Sadness fills me too when I think of my father, who buried his ambitions, lost out on promotions, and took demotions to care for me. Each person in my family—my parents, brother, and sister—has paid a high price for my illness. While I can’t be sure, I sometimes wonder if all these lost hopes and dreams are the reason why a man as intelligent as my father has learned to hide his emotions so deeply that I sometimes wonder if he knows where they are anymore.
8 CHANGES
They call it the butterfly effect: the huge changes that a pair of silken wings can create with an almost imperceptible flutter. I think a butterfly is beating its wings somewhere in my life. To the outward eye, things have hardly changed since I was assessed: I still go to my care center each morning
and sigh gratefully when the afternoon comes to an end and I can go home to be fed, washed, and prepared for bed. But monotony is a familiar foe, and even the subtlest changes in it are noticeable.
The various care staff I see at my day center, during appointments for physio, or with doctors at the hospital don’t seem overly worried an expert has said I might soon be able to communicate. Considering some of the things I’ve seen, I’m surprised some of them aren’t a little more concerned. But I can certainly feel a change in the way my parents are speaking to me since I was assessed by the speech therapists. When Mum asks if I’ve had enough food, she waits just a little longer for my head to jerk its way down or my mouth to smile. My father talks to me more and more now as he brushes my teeth at night. The changes are so small that my parents might not even be aware of them, but I can sense hope in the air for the first time in years.

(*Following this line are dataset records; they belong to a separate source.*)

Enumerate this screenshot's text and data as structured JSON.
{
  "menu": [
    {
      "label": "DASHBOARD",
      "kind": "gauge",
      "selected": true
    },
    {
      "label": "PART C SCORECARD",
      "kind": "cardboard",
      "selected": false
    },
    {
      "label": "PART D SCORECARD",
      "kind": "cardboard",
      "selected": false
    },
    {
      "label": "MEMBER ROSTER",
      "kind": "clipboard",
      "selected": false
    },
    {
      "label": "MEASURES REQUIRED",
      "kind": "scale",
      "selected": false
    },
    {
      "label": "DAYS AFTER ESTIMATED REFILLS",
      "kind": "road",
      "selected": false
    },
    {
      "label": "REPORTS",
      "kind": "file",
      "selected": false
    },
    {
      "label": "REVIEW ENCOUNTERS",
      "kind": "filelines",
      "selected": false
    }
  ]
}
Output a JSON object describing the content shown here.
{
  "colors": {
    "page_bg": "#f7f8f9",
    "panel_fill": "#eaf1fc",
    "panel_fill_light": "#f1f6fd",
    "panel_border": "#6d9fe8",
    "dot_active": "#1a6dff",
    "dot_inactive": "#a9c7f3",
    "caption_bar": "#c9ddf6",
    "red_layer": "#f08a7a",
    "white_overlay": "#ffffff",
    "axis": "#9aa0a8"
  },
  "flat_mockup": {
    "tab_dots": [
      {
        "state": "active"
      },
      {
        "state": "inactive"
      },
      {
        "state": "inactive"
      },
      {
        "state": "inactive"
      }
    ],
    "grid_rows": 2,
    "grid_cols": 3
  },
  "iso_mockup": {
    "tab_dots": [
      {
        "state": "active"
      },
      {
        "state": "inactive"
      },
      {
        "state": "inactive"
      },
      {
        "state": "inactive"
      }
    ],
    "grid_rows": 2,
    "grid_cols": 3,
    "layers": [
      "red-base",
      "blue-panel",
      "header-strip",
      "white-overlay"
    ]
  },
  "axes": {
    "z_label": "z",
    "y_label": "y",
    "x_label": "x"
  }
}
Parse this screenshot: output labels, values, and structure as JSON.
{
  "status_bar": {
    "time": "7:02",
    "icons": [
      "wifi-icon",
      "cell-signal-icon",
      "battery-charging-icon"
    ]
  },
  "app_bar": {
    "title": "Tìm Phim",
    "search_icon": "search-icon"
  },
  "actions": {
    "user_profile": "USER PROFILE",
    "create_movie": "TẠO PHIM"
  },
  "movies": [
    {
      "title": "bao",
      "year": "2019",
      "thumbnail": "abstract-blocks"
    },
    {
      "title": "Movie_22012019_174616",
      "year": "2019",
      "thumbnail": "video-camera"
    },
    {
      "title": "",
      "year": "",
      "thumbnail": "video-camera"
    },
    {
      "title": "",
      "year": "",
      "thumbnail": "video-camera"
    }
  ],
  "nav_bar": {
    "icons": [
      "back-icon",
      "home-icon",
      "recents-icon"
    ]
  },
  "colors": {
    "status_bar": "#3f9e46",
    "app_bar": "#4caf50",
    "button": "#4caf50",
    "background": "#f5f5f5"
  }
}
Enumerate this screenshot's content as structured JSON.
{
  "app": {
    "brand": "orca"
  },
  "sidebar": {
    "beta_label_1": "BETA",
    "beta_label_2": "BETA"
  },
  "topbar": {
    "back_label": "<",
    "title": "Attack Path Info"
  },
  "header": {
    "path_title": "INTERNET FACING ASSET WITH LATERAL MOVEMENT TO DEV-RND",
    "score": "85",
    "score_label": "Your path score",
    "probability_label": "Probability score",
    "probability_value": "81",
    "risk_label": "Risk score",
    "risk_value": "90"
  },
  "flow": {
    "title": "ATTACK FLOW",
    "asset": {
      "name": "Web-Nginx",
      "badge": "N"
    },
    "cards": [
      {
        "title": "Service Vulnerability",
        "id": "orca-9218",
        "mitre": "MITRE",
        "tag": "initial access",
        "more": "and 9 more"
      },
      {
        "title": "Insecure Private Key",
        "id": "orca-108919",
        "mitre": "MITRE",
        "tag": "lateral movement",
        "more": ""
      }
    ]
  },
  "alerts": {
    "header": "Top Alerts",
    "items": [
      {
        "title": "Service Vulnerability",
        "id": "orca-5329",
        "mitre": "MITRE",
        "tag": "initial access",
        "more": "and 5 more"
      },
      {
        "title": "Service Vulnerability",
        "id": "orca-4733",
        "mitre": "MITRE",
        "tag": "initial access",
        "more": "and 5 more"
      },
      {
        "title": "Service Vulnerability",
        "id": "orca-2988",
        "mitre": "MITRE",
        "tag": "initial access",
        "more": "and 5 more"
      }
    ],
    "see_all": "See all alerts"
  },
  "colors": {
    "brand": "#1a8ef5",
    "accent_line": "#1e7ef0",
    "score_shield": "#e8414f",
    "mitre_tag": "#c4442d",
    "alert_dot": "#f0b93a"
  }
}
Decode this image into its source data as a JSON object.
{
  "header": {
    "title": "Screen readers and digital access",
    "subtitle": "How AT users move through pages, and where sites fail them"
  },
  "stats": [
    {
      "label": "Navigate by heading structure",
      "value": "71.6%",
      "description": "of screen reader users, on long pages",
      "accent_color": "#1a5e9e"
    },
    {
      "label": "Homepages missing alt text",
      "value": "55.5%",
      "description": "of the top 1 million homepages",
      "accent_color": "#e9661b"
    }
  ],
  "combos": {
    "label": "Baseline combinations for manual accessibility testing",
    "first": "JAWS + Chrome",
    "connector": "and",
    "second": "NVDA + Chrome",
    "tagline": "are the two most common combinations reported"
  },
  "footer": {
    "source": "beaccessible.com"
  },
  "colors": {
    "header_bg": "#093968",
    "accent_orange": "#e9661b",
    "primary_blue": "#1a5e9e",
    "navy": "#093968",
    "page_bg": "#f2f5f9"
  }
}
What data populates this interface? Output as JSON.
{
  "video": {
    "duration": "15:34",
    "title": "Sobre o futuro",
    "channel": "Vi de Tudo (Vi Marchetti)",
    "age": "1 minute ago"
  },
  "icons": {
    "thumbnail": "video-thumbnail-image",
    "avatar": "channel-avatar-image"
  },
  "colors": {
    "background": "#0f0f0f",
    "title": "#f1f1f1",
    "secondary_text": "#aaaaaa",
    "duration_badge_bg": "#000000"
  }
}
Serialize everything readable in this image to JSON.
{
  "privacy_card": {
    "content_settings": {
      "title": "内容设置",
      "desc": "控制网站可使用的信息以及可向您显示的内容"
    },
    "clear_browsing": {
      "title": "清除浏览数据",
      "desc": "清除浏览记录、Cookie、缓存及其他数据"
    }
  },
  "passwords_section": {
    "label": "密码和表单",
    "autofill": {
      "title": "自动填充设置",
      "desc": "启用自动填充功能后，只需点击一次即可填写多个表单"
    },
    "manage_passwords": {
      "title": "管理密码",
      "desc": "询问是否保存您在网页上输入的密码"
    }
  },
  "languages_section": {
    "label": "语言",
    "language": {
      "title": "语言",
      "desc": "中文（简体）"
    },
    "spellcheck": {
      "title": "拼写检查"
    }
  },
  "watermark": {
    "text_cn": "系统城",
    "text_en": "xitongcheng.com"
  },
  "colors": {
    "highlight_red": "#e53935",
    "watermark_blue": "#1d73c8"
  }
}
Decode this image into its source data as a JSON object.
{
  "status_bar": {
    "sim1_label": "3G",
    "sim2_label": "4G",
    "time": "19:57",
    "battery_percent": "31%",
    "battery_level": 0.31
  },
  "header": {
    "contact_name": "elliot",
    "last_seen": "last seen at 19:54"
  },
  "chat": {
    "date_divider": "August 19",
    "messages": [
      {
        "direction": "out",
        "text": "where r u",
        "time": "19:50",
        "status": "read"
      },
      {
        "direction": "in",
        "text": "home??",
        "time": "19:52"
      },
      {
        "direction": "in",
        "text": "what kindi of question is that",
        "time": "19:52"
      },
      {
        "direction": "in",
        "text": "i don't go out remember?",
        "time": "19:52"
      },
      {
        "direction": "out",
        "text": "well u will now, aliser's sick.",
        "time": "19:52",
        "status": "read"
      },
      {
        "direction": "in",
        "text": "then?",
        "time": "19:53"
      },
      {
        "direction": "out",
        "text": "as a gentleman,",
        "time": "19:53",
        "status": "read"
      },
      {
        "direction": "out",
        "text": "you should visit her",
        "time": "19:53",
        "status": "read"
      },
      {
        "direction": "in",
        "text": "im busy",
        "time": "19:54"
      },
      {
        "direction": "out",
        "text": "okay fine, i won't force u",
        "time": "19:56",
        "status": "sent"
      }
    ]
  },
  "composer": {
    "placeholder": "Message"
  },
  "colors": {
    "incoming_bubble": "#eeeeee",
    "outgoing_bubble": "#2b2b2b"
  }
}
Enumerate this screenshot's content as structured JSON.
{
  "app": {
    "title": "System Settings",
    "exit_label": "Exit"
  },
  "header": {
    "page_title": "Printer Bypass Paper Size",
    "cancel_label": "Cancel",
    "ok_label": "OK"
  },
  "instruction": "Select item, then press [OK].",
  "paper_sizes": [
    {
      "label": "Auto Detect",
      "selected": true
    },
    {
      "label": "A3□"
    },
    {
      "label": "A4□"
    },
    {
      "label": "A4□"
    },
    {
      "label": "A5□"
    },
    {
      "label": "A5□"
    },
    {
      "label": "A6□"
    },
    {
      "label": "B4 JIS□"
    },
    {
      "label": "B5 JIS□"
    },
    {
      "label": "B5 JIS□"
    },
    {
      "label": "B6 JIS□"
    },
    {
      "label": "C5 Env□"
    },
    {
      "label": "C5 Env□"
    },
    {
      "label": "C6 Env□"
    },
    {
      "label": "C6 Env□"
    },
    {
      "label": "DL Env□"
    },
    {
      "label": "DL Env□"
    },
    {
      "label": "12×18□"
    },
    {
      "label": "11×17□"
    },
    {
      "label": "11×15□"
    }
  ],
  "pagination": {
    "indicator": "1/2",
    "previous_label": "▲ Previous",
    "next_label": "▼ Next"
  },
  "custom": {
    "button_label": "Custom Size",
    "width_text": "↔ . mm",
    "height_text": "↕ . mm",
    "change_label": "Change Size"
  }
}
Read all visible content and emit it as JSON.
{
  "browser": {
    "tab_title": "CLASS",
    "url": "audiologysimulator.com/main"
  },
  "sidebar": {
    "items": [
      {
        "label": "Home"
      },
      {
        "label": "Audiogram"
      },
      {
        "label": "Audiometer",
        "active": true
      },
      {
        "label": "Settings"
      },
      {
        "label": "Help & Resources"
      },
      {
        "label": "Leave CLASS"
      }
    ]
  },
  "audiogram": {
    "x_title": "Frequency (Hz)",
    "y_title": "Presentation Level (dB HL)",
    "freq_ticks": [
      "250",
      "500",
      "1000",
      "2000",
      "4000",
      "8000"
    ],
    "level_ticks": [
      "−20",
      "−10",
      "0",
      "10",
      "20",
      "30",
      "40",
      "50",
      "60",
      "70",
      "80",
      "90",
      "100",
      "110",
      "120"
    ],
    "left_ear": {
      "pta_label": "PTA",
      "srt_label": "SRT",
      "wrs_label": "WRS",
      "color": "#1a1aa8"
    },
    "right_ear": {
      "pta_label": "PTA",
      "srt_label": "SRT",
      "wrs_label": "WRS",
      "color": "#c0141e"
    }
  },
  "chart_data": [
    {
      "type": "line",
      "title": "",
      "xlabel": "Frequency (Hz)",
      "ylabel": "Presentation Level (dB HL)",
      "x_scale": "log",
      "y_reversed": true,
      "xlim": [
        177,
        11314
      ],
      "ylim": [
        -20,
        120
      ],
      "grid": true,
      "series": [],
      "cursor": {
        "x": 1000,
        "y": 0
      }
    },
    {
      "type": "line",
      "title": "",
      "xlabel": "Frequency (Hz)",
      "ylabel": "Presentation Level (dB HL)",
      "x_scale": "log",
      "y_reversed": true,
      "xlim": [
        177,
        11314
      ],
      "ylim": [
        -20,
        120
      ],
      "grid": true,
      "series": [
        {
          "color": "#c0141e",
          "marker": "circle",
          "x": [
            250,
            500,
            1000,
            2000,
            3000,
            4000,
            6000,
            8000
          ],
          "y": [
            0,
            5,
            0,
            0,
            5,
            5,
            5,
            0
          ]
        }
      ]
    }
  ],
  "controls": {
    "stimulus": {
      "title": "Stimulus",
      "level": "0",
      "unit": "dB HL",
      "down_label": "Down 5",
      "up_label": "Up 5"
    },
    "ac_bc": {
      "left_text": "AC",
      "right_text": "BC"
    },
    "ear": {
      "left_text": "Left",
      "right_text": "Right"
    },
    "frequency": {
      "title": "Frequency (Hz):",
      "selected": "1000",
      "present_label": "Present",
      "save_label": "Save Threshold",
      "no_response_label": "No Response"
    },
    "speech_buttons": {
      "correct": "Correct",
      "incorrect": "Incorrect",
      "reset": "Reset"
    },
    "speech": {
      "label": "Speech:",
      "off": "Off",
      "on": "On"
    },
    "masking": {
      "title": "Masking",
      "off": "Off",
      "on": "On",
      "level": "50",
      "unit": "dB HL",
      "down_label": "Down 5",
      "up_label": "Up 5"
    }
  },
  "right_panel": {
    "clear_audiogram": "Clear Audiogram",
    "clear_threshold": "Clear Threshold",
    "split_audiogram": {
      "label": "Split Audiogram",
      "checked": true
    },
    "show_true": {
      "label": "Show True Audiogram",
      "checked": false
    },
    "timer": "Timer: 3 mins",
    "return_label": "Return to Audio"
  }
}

I’ve heard enough of what they’ve said to know that if I’m to start communicating properly it will be at the most basic level. This will not be a Hollywood movie with a neat happy ending or a trip to Lourdes where the mute are miraculously given a voice. The speech therapists’ report has recommended that my mother and father start trying to communicate with me in the tiniest of ways. Apparently my head jerk and smile are not as reliable as I thought they were, and I must learn a more consistent way to signal yes and no. Because my hands are too unruly to point properly, the best way for me to start “speaking” is by staring at symbols.
I’ll use symbols because I can’t read or write. Letters have held no meaning for me since I came back to life. Pictures will rule my life from now on: I’m going to live and breathe them as I learn their language. My parents have been told to make me a folder of words and their corresponding symbols. “Hello” is a picture of a stick man waving his hand, “like” is his face up close with a huge grin, and “thank you” is a drawing of an egg-shaped face with two hands held flat just below the mouth.